Processes of noble gas elemental and isotopic fractionations in plasma-produced organic solids: Cosmochemical implications
M. Kuga, G. Cernogora, Y. Marrocchi, L. Tissandier and B. Marty
November 2017. Geochimica et Cosmochimica Acta, Volume 217, Pages 219-230.
doi: 10.1016/j.gca.2017.08.031
Krypton isotopic composition in delta notation (‰) in the Nebulotron samples (6 samples only where analyzed). Each color represents one sample. Ratios are normalized to 84Kr and to air composition.
Abstract :
The main carrier of primordial heavy noble gases in chondrites is thought to be an organic phase, known as phase Q, whose precise characterization has resisted decades of investigation.

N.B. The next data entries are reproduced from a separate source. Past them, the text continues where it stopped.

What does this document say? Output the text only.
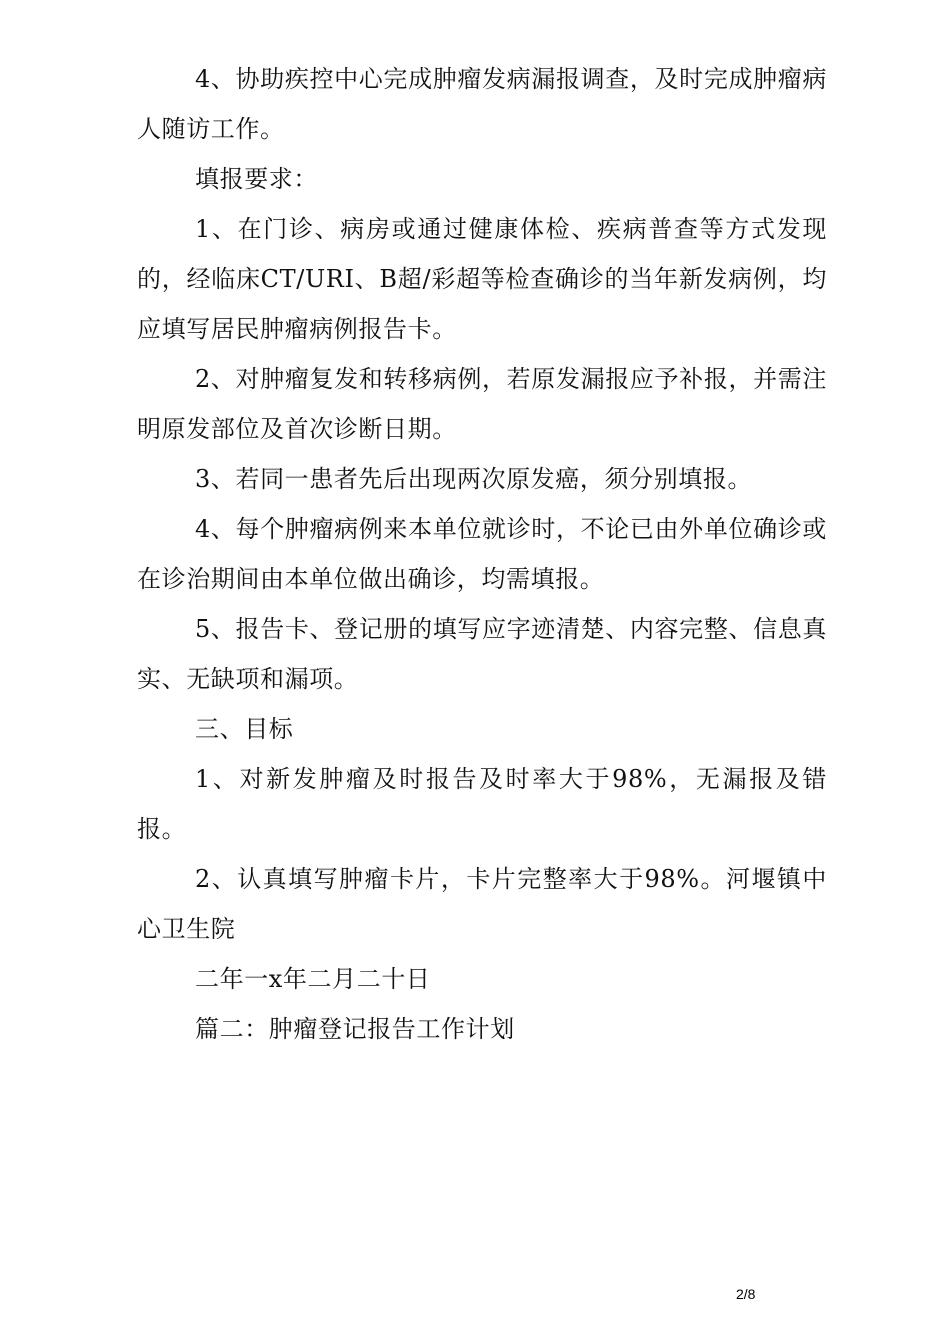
4、协助疾控中心完成肿瘤发病漏报调查，及时完成肿瘤病人随访工作。

填报要求：

1、在门诊、病房或通过健康体检、疾病普查等方式发现的，经临床CT/URI、B超/彩超等检查确诊的当年新发病例，均应填写居民肿瘤病例报告卡。

2、对肿瘤复发和转移病例，若原发漏报应予补报，并需注明原发部位及首次诊断日期。

3、若同一患者先后出现两次原发癌，须分别填报。

4、每个肿瘤病例来本单位就诊时，不论已由外单位确诊或在诊治期间由本单位做出确诊，均需填报。

5、报告卡、登记册的填写应字迹清楚、内容完整、信息真实、无缺项和漏项。

三、目标

1、对新发肿瘤及时报告及时率大于98%，无漏报及错报。

2、认真填写肿瘤卡片，卡片完整率大于98%。河堰镇中心卫生院

二年一x年二月二十日

篇二：肿瘤登记报告工作计划

2/8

The Q noble gas component shows elemental and isotopic fractionation relative to the Solar, in favor of heavy elements and isotopes. These noble gas characteristics were experimentally simulated using a plasma device called the ‘‘Nebulotron”. In this study, we synthesized thirteen solid organic samples by electron-dissociation of CO, in which a noble gas mixture was added. The analysis of their heavy noble gas (Ar, Kr and Xe) contents and isotopic compositions reveals enrichment in the heavy noble gas isotopes and elements relative to the light ones. The isotope fractionation is mass-dependent and is consistent with a mn-type law, where n > 1. Based on a plasma model, we propose that the ambipolar diffusion of ions in the ionized CO gas medium is at the origin of the noble gas isotopic fractionation. In addition, the elemental fractionation of experimental and chondritic samples can be accounted for by the Saha law of plasma equilibrium, which does not depend on the respective noble gas masses but rather on their ionization potentials. Our results suggest that the Q noble gases were trapped into growing organic particles starting from solar gases that were fractionated in an ionized medium by ambipolar diffusion and Saha processes. This would imply that both the formation of chondritic organic matter and the trapping of noble gases took place simultaneously in the ionized areas of the protoplanetary disk.